Brown Butter Texas Sheet Cake aka THE BEST DAMN CHOCOLATE CAKE that has ever existed. Ever. If I only had to make one chocolate cake for the rest of my life – this would be it. It’s incredibly moist, oh so chocolatey and that frosting. Ooh that frosting. Melty, buttery chocolate. Hoo-boy. It doesn’t get better than this, folks.
All you need is one large heat-proof mixing bowl and one sauté pan to make this chocolate cake. Isn’t that great? Hardly any clean up! I also would highly, highly recommend using this pan for baking. I’m not sure if it’s technically considered non-stick but it acts like a non-stick pan. I don’t bother greasing it and it cleans up really easily. Now, a traditional Texas Sheet Cake would call for a larger pan – 15×10. I prefer a thicker cake but if you want the cake to be a little more traditional, you can use a larger pan. Lastly, you’ll want to make sure you’re using a heat-proof mixing bowl. You’ll be adding boiling butter to the mixing bowl and the last thing you want is for your mixing bowl to shatter. I used these Pyrex bowls but stainless steal mixing bowls would be a good option, too.
Another non-traditional element in this cake. I like the nutty flavor the brown butter adds; it’s subtle but I think it makes the cake so much more interesting. To brown the butter, you’ll simply add the butter to a sauté pan and let it come to a boil, stirring occasionally to help break up the butter. Once the butter has fully melted, I only stir the butter occasionally. You’ll want to watch it closely so you don’t burn the butter. Once it turns a medium brown and smells nutty, you’ll want to remove it from the heat and pour it in to your large heat-proof mixing bowl. From there, the rest is super easy!
Brown Butter Texas Sheet Cake
- Large Saute Pan
- 13×9 pan
- Large heat-proof mixing bowl
- 1 cup salted butter
- ¾ cup cocoa powder
- 1 tsp instant espresso powder
- 1 cup oat milk or milk of your choosing
- 1 tsp vanilla extract
- 2 tbsp vegetable oil
- 2 cups granulated sugar
- 2 cups all-purpose flour
- 1 heaping tsp baking soda
- 2 eggs
- ¼ cup mayonnaise
- ¼ cup sour cream
- ½ cup salted butter
- ⅓ cup cocoa powder
- 1⅓ cups confectioners' sugar
- 3-4 tbsp water
- Preheat oven to 375. Grease an 9×13 pan or use a non-stick pan, set aside
- In a large sauté pan, add 2 sticks of butter over medium-high heat. Stirring occasionally. Heat until butter is boiling and starts to turn medium brown. The butter should have a nutty aroma.
- Immediately remove brown butter from heat and pour in to a large heat-proof mixing bowl.

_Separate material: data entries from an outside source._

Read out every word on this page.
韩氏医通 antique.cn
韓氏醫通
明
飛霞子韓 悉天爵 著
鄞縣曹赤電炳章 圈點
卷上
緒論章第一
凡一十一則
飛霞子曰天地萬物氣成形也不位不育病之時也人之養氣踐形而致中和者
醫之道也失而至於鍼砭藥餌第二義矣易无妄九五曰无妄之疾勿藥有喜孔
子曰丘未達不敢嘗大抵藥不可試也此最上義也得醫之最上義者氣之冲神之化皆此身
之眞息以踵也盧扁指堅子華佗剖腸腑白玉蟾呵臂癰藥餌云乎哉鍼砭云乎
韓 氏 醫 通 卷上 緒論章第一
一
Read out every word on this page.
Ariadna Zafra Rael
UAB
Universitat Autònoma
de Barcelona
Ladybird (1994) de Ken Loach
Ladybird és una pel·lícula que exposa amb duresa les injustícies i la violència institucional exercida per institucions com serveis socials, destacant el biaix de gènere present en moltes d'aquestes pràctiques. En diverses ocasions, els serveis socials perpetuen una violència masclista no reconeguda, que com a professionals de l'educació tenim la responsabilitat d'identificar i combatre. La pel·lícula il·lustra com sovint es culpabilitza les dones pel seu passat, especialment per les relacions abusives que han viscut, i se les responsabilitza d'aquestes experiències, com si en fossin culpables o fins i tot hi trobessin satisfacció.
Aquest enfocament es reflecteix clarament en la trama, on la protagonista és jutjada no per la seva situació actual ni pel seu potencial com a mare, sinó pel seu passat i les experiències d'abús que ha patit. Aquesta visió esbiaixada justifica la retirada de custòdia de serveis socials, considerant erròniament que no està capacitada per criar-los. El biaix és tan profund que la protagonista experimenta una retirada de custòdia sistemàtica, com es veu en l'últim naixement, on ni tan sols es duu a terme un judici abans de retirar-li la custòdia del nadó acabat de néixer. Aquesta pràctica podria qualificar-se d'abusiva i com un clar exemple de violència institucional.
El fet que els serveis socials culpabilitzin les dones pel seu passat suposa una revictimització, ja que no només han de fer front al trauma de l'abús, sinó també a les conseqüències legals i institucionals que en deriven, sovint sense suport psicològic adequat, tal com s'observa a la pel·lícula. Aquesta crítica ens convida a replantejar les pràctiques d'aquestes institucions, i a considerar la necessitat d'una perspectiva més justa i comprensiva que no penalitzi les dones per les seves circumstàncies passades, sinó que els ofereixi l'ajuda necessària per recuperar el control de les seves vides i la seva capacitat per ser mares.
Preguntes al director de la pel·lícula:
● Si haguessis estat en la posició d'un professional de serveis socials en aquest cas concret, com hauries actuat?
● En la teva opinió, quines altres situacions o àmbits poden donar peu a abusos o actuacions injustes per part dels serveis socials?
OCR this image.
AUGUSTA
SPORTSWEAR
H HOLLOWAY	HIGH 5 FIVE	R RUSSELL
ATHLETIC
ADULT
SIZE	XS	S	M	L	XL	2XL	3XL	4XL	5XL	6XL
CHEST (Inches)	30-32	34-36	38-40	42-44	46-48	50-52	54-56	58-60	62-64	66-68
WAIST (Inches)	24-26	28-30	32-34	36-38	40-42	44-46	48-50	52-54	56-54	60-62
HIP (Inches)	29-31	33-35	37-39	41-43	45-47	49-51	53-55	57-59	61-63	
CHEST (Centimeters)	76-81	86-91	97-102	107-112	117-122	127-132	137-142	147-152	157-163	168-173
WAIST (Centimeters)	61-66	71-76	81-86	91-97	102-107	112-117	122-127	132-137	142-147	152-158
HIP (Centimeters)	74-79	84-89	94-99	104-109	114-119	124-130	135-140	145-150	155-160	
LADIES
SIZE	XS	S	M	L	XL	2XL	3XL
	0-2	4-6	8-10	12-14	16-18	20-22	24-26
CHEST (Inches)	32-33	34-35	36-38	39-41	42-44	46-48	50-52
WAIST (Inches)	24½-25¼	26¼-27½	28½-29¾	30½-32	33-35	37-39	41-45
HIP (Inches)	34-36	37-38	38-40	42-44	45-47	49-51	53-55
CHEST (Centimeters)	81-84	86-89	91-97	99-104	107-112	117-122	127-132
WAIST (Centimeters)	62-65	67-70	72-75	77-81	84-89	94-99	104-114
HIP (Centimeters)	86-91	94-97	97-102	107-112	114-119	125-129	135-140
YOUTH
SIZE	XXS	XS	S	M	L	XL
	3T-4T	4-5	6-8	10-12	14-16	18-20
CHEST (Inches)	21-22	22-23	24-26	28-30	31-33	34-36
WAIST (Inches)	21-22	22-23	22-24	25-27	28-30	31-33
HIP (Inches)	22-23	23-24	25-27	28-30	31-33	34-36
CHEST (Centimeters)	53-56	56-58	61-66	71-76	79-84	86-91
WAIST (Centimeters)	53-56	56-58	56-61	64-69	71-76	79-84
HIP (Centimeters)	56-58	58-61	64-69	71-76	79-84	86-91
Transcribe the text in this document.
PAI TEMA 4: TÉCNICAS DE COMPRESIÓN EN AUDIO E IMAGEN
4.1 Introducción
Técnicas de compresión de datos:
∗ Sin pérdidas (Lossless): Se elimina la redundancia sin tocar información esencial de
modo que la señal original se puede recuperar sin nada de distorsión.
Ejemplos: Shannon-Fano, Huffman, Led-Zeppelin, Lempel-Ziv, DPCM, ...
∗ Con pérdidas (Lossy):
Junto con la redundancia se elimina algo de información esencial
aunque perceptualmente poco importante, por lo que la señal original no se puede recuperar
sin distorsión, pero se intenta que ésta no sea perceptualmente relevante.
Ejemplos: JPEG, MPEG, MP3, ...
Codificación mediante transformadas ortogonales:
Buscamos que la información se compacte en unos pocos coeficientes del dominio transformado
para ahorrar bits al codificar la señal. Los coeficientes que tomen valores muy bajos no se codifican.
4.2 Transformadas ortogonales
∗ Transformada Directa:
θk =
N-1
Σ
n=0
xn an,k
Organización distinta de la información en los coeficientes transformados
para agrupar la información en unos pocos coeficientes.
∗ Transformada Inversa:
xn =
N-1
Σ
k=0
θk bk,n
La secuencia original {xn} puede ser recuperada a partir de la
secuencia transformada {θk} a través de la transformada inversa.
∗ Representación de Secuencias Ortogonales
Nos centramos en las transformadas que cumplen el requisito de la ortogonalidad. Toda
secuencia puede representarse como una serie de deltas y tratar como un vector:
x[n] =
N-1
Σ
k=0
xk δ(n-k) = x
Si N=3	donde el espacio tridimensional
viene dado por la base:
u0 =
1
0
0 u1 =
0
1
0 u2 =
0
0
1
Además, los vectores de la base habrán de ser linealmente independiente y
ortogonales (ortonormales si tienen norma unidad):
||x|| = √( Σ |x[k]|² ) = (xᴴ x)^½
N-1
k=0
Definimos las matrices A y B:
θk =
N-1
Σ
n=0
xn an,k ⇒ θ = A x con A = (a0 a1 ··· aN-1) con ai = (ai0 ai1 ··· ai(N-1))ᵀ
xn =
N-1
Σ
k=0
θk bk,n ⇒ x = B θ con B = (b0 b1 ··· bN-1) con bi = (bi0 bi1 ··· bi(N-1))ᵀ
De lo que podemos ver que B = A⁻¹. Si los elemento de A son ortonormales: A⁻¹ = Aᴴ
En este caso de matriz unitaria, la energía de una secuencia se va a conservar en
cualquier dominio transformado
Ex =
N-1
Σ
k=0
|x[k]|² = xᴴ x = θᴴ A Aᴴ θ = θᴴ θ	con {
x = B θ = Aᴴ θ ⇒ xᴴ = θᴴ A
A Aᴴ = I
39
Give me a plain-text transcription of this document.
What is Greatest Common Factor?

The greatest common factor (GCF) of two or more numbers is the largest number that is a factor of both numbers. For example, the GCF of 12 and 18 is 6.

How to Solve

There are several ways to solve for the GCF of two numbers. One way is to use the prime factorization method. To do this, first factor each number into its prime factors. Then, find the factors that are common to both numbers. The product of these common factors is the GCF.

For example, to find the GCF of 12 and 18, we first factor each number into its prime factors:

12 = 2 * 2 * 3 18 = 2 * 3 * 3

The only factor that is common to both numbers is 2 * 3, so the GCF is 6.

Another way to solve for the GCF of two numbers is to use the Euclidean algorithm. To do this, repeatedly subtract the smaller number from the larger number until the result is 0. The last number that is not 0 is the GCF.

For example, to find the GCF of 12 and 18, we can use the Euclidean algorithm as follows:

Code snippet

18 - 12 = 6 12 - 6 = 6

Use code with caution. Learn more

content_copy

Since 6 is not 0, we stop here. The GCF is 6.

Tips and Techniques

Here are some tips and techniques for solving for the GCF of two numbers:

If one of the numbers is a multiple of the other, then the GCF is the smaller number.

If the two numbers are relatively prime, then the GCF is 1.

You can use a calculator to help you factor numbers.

- Add in cocoa powder, espresso powder, oat milk, vanilla extract and vegetable oil to the brown butter and whisk until combied. Mixture will thicken and be shiny and smooth.
- Next, whisk in sugar.
- Add flour and baking soda to mixture, but don't stir. I like to try to concentrate the flour and baking soda right in the center of the mixing bowl.
- In a separate bowl, crack eggs. Pour eggs in to the center of your flour and baking soda mixture.
- Add mayonnaise and sour cream to the mixing bowl. NOW you can mix all of the ingredients together. I mix by hand using a wooden spoon or whisk. Only mix until everything is well encorporated. Your batter will have a few lumps.
- Pour mixture in to your 9×13 pan and bake for 18-20 minutes or until a toothpick inserted in to the center of the cake comes out clean or with a few crumbs.
- While your cake is baking, you'll make the chocolate frosting.
- Rinse the sauté pan you used to make the brown butter and add the "new" butter to the pan. Melt the butter over medium heat. Once only small pieces of butter remain, turn off heat. Stir in chocolate. Next add half of the confectioners' sugar. Stir until well combined. Add the water and then the other half of the sugar. If the chocolate seizes or becomes hard – dont' panic – just add more water, one tablespoon at a time until the mixture smoothes out and becomes a little runny.
- Once you pull the cake out of the oven, pour the chocolate frosting over the top of the cake while both are hot. Use an offset spatula to spread the frosting evenly. I like more of a glaze-thickness but if you want a thicker frosting, simply double the frosting recipe. Top with nuts of your choice – pecans or walnuts are my favorites.